Setiap usaha lebih lanjut untuk menentukan kajian budaya menimbulkan masalah yang cukup unik. Hal ini tidak bisa disamakan dengan agenda politik tertentu atau dengan posisi teoritis tertentu. Dengan demikian, di satu sisi, sementara kajian budaya Inggris sering dianggap telah meneliti politik kelas, itu mencakup banyak contoh kedua studi budaya feminis dan studi budaya diinvestasikan dalam politik ras, etnis, atau pasca-coloniality. Tidak seperti pasca-1960 formasi akademik yang terkait dengan agenda politik tertentu (dan pra-merupakan konstituensi di luar akademi), kajian budaya tidak memiliki agenda dijamin atau konstituen. Di sisi lain, kajian budaya bukanlah suatu aliran pemikiran yang bisa dihubungkan tidak dapat dibatalkan dengan teori tertentu. Sekali lagi, sekolah Inggris dianggap didasarkan pada Marxisme (dan terutama dalam karya Gramsci), tapi ini hanya karena keragaman tradisi yang telah direduksi menjadi satu set, satu kecil wakil dan contoh. Bahkan, di Inggris maupun di tempat lain, studi budaya telah ditarik atas, dan diwujudkan, berbagai ragam posisi teoritis, dari humanisme untuk pascastrukturalisme, dari Marx untuk Foucault, dari pragmatisme untuk psikoanalisis.
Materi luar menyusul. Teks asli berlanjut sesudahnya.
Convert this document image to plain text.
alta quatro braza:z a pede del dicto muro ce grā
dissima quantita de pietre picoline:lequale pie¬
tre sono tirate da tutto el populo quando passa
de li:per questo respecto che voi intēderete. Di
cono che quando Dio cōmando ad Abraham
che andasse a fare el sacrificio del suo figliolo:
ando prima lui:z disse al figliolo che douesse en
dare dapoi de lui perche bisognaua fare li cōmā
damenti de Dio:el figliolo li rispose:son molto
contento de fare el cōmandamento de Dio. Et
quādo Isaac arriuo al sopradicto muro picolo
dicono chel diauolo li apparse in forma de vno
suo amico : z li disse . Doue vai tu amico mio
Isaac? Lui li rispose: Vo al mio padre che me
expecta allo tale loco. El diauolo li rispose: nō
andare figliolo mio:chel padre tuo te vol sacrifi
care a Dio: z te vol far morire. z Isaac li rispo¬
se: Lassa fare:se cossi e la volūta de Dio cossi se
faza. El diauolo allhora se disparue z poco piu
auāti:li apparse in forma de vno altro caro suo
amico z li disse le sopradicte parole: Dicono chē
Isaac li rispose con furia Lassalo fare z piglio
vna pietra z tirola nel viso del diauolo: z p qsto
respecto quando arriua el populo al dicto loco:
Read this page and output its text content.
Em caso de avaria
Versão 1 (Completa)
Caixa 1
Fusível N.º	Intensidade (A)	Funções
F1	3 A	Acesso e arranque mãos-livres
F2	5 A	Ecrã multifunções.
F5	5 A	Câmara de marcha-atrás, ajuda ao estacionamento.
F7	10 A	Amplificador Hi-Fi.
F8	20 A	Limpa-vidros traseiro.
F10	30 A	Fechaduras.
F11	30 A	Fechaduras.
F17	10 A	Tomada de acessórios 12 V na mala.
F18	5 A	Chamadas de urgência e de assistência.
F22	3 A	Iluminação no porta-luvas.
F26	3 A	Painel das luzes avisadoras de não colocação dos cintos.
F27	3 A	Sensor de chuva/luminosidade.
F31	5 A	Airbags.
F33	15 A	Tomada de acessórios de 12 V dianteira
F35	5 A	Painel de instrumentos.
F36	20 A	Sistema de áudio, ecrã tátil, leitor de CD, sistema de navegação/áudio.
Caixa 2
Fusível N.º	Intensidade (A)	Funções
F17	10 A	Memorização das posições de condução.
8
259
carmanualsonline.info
Raymond Williams pembedaan antara proyek umum studi budaya, dan banyak formasi yang berbeda, mengakui bahwa praktek kajian budaya melibatkan mendefinisikan itu dalam menanggapi konteks perubahan nya (kondisi geografis, sejarah, politik dan kelembagaan).

Proyek Studi Kebudayaan
Yang paling mendasar dan paling radikal-asumsi kajian budaya adalah unit dasar dari penelitian ini selalu hubungan, dan apa pun yang hanya dapat benar-benar dipahami relasional, dengan demikian, mempelajari budaya berarti mempelajari hubungan antara konfigurasi teks budaya dan praktek-praktek di satu tangan, dan segala sesuatu yang tidak ada dalam contoh pertama budaya-termasuk ekonomi, hubungan sosial dan perbedaan, isu-isu nasional, lembaga sosial, dan sebagainya-di sisi lain. Melibatkan koneksi pemetaan, untuk melihat bagaimana koneksi sedang dilakukan dan di mana mereka dapat dibuat lagi. Sebagai hasilnya, kajian budaya selalu melibatkan studi-set konteks hubungan terletak dan dibatasi dalam ruang dan waktu, dan ditentukan oleh pertanyaan. Dan kajian budaya selalu interdisipliner karena kebudayaan membutuhkan pemahaman melihat hubungan budaya untuk segala sesuatu yang tidak budaya.


Selain itu, kajian budaya berkomitmen untuk sebuah contextualism radikal, yang merupakan upaya ketat untuk mengontekstualisasikan intelektual (dan politik) bekerja. contextualism ini bentuk proyek studi budaya mendalam, dan melibatkan komitmen untuk kompleksitas, kontingensi, dan konstruksionisme.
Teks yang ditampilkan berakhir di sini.